Makeru ga, katta


Uno degli aspetti più affascinanti della cultura dei giapponesi, per me, è la loro ammirazione per i perdenti.
Nella cultura occidentale, gli eroi sono sempre vincenti (oltre che giovani e belli) e quando subiscono sconfitte, rimangono eroi malgrado la sconfitta; i Giapponesi invece spesso costruiscono l’epopea di un eroe proprio grazie alla sua sconfitta.
La storia di Minamoto no Yoshitsune ne è un tipico esempio: le sue brillanti vittorie militari non contribuirono alla sua fama di eroe nazionale quanto i lunghi mesi vissuti come fuggiasco, inseguito dal crudele fratello, e culminati nel rituale seppuku.

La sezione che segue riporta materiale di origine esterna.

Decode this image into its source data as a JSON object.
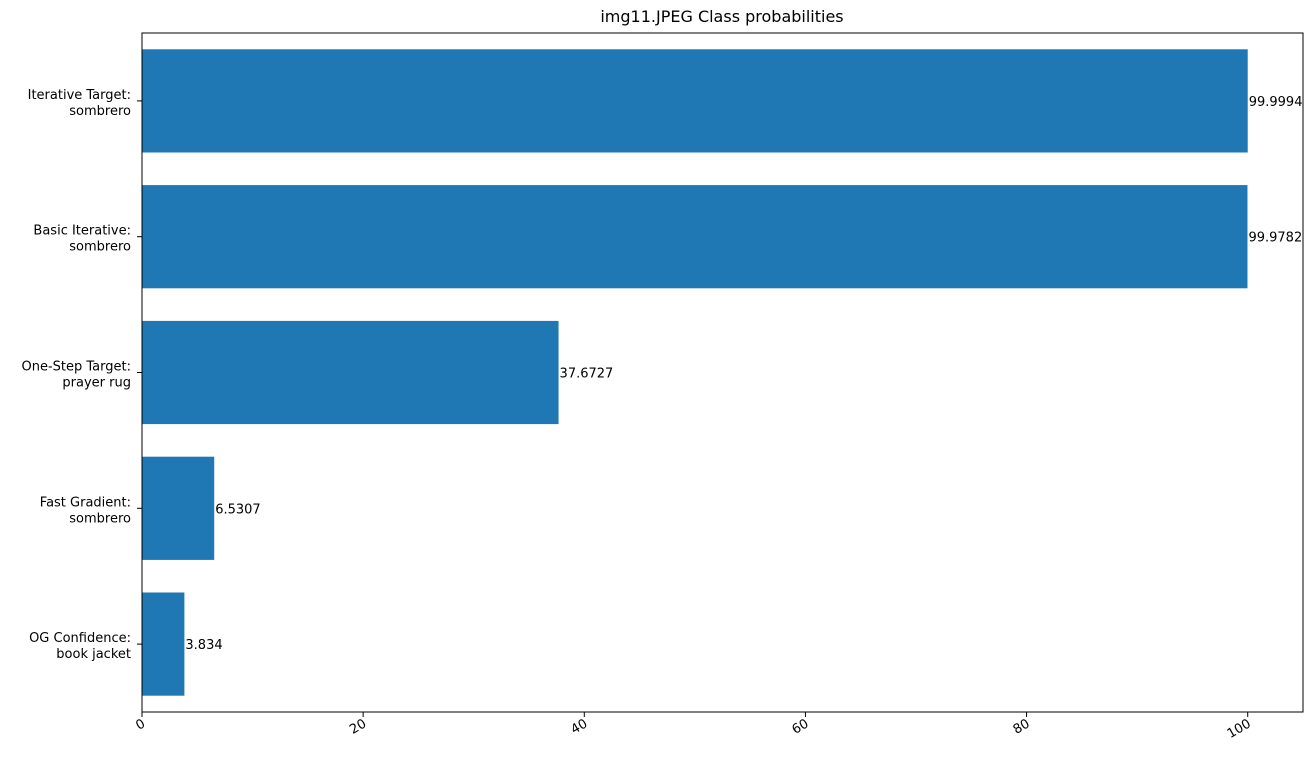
{
  "chart_data": {
    "type": "bar",
    "orientation": "horizontal",
    "title": "img11.JPEG Class probabilities",
    "xlabel": "",
    "ylabel": "",
    "xlim": [
      0,
      105
    ],
    "xticks": [
      0,
      20,
      40,
      60,
      80,
      100
    ],
    "xtick_labels": [
      "0",
      "20",
      "40",
      "60",
      "80",
      "100"
    ],
    "categories": [
      [
        "Iterative Target:",
        "sombrero"
      ],
      [
        "Basic Iterative:",
        "sombrero"
      ],
      [
        "One-Step Target:",
        "prayer rug"
      ],
      [
        "Fast Gradient:",
        "sombrero"
      ],
      [
        "OG Confidence:",
        "book jacket"
      ]
    ],
    "values": [
      99.9994,
      99.9782,
      37.6727,
      6.5307,
      3.834
    ],
    "value_labels": [
      "99.9994",
      "99.9782",
      "37.6727",
      "6.5307",
      "3.834"
    ],
    "bar_color": "#1f77b4",
    "grid": false,
    "legend": "none"
  }
}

“Resta in silenzio e accetta la sconfitta
che ti assegnano voci volgari…
In un luogo di pietra
Taci ed esulta,
Ché di tutte le cose
Questa è la più difficile”
(William Butler Yeats)

o per dirla con Franco Califano, “Se riesci a sorridere alla sconfitta, è una vittoria sulla sconfitta”



Samurai dallo sguardo enigmatico mi fissano dall’antico vaso che una altrettanto antica prozia portò da un viaggio in Oriente.
Quando le cose non vanno per il verso giusto, mi faccio giapponese anch’io: accetto la sconfitta ed esulto, ché di tutte le cose questa è la più difficile.